La participation financière du gouvernement du Québec est constituée d’un prêt de 35 M$ accordé par Investissement Québec, agissant à titre de mandataire financier du gouvernement du Québec, assorti d’une souscription à des parts de Kruger Pâtes et papiers Holding S.E.C. à hauteur de 5 025 000 $. Investissement Québec s’engage également à travers ses fonds propres à hauteur de 25 M$.

“C’est un très beau jour pour l’économie de la Mauricie et pour l’économie du Québec, lance le ministre de l’Économie, de l’Innovation et de l’Énergie, Bernard Drainville, parce qu’on a devant nous une entreprise qui a plus de 120 ans et qui continue à prendre les moyens pour assurer son avenir. Ce qui nous amène ici aujourd’hui, c’est une nouvelle technologie en Amérique du Nord qui vous ouvre les portes du marché nord-américain. C’est une très belle façon de s’assurer de diversifier, de ne pas dépendre d’un seul marché, mais de s’ouvrir sur plusieurs autres marchés.”

On estime que 75 % de la production sera exportée.

“Au-delà de leur écoresponsabilité, il y a un marché mondial qui propose des perspectives particulièrement intéressantes, indique le député de Trois-Rivières et ministre du Travail, Jean Boulet.

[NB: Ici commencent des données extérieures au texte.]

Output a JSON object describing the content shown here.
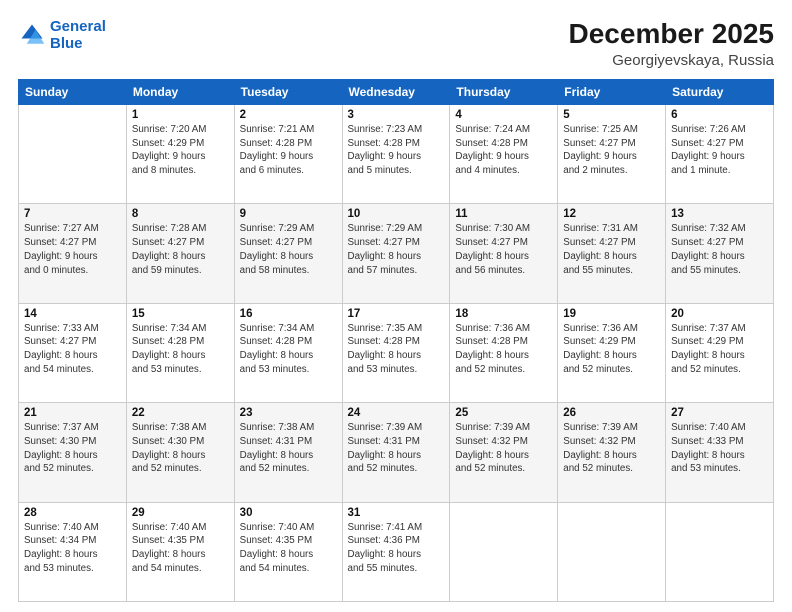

On parle d’un marché qui est évalué à 28 milliards de dollars en 2024. On importe à peu près 80 % de ces lingettes-là des États-Unis. Il faut réduire notre dépendance et Kruger participe à relever ces défis-là. Quand on a des entreprises qui sont des fleurons ici et qui décident d’avoir une vision de l’avenir, c’est un bénéfice énorme pour le Québec.”

“C’est une belle réussite. De plus, on le fait dans une industrie qui se veut de plus en plus durable. On pourrait même dire que Kruger exerce un leadership industriel dont on a besoin aujourd’hui en 2026. Nos autres entreprises doivent aussi s’inspirer. Ça fait plus de 100 ans que le site ici existe, rappelle le maire de Trois-Rivières, Jean-François Aubin. Et grâce à la famille Kruger, ça va continuer. Avec le nouveau projet, on va être rendu à près de 700 emplois de Kruger à Trois-Rivières.”